Numerous ghost towns dot the area near Death Valley, mostly abandoned mining towns. Rhyolite ( an igneous volcanic rock), is no different. It started as a two man mining camp in 1905, then quickly grew to be the largest town in the area due to its proximity to a nearby goldmine. By the end of 1905, its population had swollen to 2500 people, with 50 saloons, 35 gambling tables, a brothel, 19 lodging houses, 16 restaurants, half a dozen barbers, a public bath house, and a weekly newspaper, the Rhyolite Herald.

It was soon served by three different railways, ferrying passengers and borax from a nearby mine to Las Vegas. It had electricity, running water and concrete sidewalks. By 1907, a hospital, a school, a fire and police department, 3 banks, a public swimming pool and 2 churches served its 4000 inhabitants. The most prominent building was the 3 story Bank Building on its main street.

Its decline began soon after. Following the San Francisco earthquake in 1906, capital was diverted to other projects, limiting  funds for mine development and interrupting rail service.

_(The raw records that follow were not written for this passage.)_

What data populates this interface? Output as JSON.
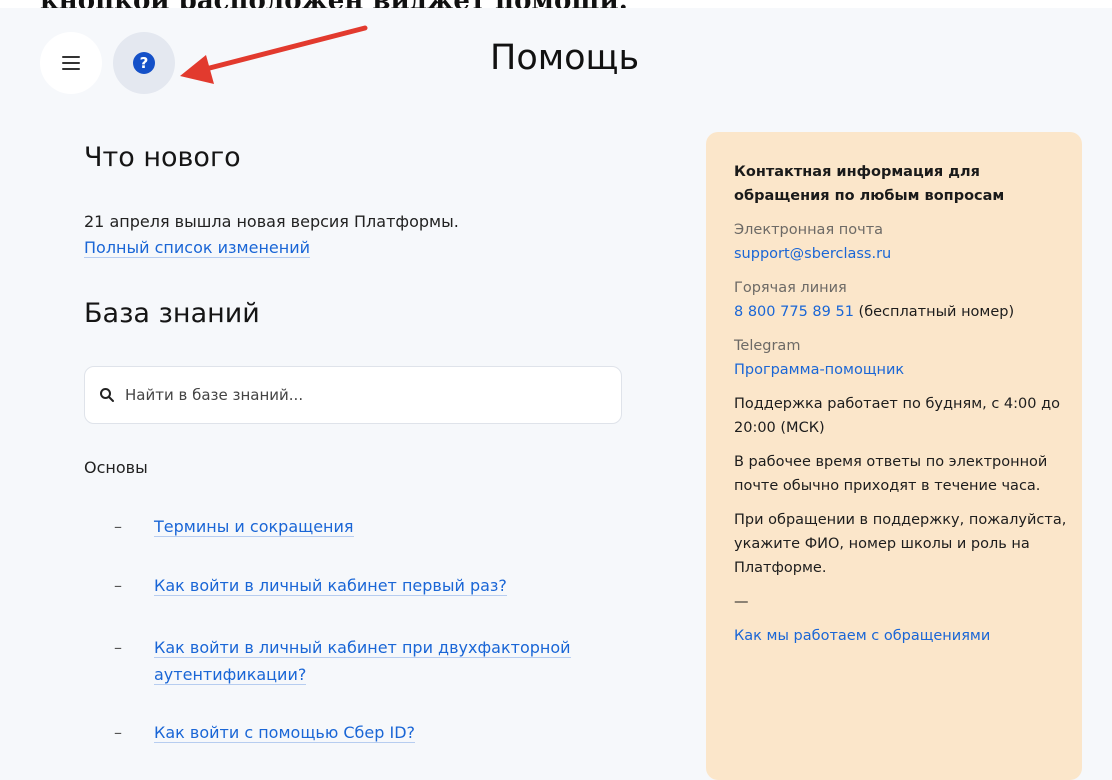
{
  "caption": "кнопкой расположен виджет помощи.",
  "header": {
    "title": "Помощь"
  },
  "whats_new": {
    "heading": "Что нового",
    "text": "21 апреля вышла новая версия Платформы.",
    "link": "Полный список изменений"
  },
  "knowledge_base": {
    "heading": "База знаний",
    "search_placeholder": "Найти в базе знаний...",
    "section": "Основы",
    "items": [
      {
        "label": "Термины и сокращения"
      },
      {
        "label": "Как войти в личный кабинет первый раз?"
      },
      {
        "label": "Как войти в личный кабинет при двухфакторной аутентификации?"
      },
      {
        "label": "Как войти с помощью Сбер ID?"
      }
    ]
  },
  "contact": {
    "title": "Контактная информация для обращения по любым вопросам",
    "email_label": "Электронная почта",
    "email": "support@sberclass.ru",
    "hotline_label": "Горячая линия",
    "phone": "8 800 775 89 51",
    "phone_note": "(бесплатный номер)",
    "telegram_label": "Telegram",
    "telegram_link": "Программа-помощник",
    "hours": "Поддержка работает по будням, с 4:00 до 20:00 (МСК)",
    "response": "В рабочее время ответы по электронной почте обычно приходят в течение часа.",
    "request_note": "При обращении в поддержку, пожалуйста, укажите ФИО, номер школы и роль на Платформе.",
    "separator": "—",
    "policy_link": "Как мы работаем с обращениями"
  },
  "colors": {
    "accent": "#1a66d6",
    "card_bg": "#fbe6ca",
    "arrow": "#e23a2e"
  },
  "icons": {
    "menu": "hamburger-icon",
    "help": "help-question-icon",
    "search": "search-icon"
  }
}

By 1910, all 3 banks closed and only 675 residents remained. The mine closed in 1911, the post office in 1913 and the train station in 1914. Electricity was shut off in 1916 and the rail tracks torn up and used in the war effort. Some buildings were moved to other locations. The town was all but abandoned.

My choice in visiting it was twofold. First, it is accessible from a paved road, no small consideration when not driving a 4 wheel drive in the middle of the day in Death Valley. Second, it has real ghosts.

I arrived shortly after noon and parked near the former railway depot. It is the best preserved building in the town.


All that is left of the former star attraction, the 3 story bank building, was a few stones.


Rusted out pieces of metal and dirt roads marking the once bustling streets reminded one of its former glory. A single house remained.

The ghosts are intact, however, in the form of sculptures by a Belgian artist.


In 1984, Albert Szukalski created his sculpture The Last Supper on Golden Street near the entrance to the town. Death Valley was chosen by the sculpture due to its resemblance to the Middle East deserts.


However, as the signage in the one room museum points out, the town that was intended to endure forever lasted a mere 10 years. The ghosts, intended to last only 2 years, have remained to this day, far longer than the town.